Supermercati Coles condannati per sconti falsi, Woolworths a processo
La Corte Federale australiana ha emesso una sentenza storica contro la catena di supermercati Coles, dichiarando che l'azienda ha ingannato i consumatori attraverso promozioni di sconto fittizie. Come riporta The Eastern Herald, al centro dello scandalo ci sono le campagne promozionali "Down Down" e "Prices Dropped" dei due principali gruppi della grande distribuzione australiana, Coles e Woolworths, che insieme controllano circa i due terzi delle vendite alimentari nel paese.
Il meccanismo contestato dall'ACCC (Australian Competition and Consumer Commission) è semplice nella sua slealtà: i prezzi di centinaia di prodotti di uso quotidiano — dal dentifricio ai biscotti, dai cereali al caffè — venivano mantenuti stabili per mesi, poi aumentati di almeno il 15% per un breve periodo, e infine inseriti nelle campagne promozionali a un prezzo presentato come "scontato", ma in realtà pari o persino superiore al prezzo originario di lungo periodo.
Il giudice Michael O'Bryan ha esaminato 14 prodotti campione presentati dall'ACCC e ha rilevato che 13 di essi erano stati venduti con sconti ingannevoli, in quanto il prezzo maggiorato non era rimasto tale per un periodo sufficientemente lungo da poter essere considerato un riferimento legittimo. Secondo la sentenza, affinché uno sconto possa essere pubblicizzato come genuino, il prezzo "precedente" deve essere stato applicato per almeno 12 settimane. L'ACCC aveva contestato pratiche relative ad almeno 245 prodotti Coles, nell'arco di 15 mesi tra febbraio 2022 e maggio 2023.
In alcuni casi documentati, le promozioni erano già state pianificate prima ancora che i prezzi venissero temporaneamente alzati: il rialzo serviva quindi esclusivamente a costruire un prezzo di riferimento artificialmente più alto, rendendo lo "sconto" successivo più appetibile di quanto fosse nella realtà. Il regolatore ha individuato queste condotte attraverso le segnalazioni dei consumatori e il monitoraggio dei social media, per poi approfondire le indagini avvalendosi dei propri poteri coercitivi.
Coles ha dichiarato di star esaminando la sentenza e ha sostenuto di aver sempre avuto come priorità la tutela del valore offerto ai clienti, chiedendo anche linee guida più chiare a livello di settore sulle promozioni di prezzo.
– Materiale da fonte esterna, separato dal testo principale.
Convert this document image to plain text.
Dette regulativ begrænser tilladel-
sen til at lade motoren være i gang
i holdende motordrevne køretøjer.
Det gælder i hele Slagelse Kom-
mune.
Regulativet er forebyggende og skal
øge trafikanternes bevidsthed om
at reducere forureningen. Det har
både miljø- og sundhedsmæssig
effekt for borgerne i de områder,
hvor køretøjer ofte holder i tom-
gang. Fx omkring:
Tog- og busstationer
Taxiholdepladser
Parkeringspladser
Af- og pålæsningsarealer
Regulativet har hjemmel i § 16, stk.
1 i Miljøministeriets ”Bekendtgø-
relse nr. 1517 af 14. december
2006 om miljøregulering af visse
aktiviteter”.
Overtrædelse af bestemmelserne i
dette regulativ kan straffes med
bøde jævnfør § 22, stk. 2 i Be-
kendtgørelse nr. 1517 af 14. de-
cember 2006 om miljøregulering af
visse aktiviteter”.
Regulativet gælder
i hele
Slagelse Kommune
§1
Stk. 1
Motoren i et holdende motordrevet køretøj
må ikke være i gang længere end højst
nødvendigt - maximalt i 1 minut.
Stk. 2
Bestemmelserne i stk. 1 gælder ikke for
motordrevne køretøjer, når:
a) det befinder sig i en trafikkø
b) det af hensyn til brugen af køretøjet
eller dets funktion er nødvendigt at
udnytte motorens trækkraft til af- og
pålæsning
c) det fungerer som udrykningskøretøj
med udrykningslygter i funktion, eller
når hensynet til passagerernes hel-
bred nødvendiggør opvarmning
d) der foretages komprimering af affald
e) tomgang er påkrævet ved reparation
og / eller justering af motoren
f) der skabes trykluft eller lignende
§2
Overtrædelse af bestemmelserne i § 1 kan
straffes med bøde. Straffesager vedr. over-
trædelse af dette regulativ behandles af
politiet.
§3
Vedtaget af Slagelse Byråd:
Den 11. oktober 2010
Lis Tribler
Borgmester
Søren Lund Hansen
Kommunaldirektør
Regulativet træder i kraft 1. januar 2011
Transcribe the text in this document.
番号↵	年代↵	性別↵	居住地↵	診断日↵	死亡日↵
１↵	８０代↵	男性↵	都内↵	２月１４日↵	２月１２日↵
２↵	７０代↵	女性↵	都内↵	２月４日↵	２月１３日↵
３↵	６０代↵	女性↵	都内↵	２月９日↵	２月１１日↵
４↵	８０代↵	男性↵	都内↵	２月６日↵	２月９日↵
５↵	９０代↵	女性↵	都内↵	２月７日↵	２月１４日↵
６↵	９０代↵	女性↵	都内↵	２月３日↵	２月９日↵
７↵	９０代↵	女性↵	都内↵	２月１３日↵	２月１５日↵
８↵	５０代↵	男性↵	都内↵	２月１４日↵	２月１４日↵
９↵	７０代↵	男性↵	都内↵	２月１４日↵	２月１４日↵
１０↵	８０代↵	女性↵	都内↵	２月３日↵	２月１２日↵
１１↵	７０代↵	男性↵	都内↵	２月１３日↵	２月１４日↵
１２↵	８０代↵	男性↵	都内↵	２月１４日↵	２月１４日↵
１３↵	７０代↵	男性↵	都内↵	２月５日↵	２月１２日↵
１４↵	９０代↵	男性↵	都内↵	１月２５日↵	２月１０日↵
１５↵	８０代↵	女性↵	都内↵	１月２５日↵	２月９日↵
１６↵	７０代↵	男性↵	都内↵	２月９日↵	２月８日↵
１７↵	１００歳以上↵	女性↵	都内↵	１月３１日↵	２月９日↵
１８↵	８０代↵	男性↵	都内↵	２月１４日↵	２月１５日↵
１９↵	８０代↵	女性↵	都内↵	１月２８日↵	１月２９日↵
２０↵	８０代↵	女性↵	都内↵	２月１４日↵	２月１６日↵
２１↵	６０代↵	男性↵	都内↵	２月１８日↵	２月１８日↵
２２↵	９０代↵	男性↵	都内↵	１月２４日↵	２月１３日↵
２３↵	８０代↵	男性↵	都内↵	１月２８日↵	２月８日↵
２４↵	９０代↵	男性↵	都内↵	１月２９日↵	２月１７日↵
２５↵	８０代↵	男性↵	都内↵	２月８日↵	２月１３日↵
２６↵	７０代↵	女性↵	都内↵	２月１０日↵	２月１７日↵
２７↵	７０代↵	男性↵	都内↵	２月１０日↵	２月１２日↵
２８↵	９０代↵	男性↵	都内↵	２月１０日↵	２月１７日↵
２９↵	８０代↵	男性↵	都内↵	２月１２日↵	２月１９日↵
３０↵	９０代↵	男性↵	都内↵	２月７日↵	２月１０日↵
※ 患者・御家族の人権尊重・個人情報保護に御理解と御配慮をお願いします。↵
Rimane aperta la possibilità di un ricorso. Entro il 29 maggio, Coles e l'ACCC dovranno concordare le sanzioni e le eventuali misure accessorie — tra cui una possibile donazione a Foodbank, un'organizzazione che distribuisce cibo alle famiglie in difficoltà. La multa massima prevista è di 50 milioni di dollari australiani per ogni violazione della legge a tutela dei consumatori, il che fa sì che il totale complessivo possa raggiungere centinaia di milioni.
Il procedimento parallelo contro Woolworths — accusata di pratiche analoghe nell'ambito della sua campagna "Prices Dropped", riguardanti 266 prodotti in un arco di 20 mesi — è ancora in corso davanti allo stesso giudice, e la sentenza è attesa in un secondo momento. Il caso è emblematico del clima di acceso dibattito pubblico in Australia sul potere di mercato dei due grandi gruppi della distribuzione alimentare, in un periodo in cui le famiglie australiane sono alle prese con il caro vita, l'aumento degli affitti e la pressione sui bilanci domestici.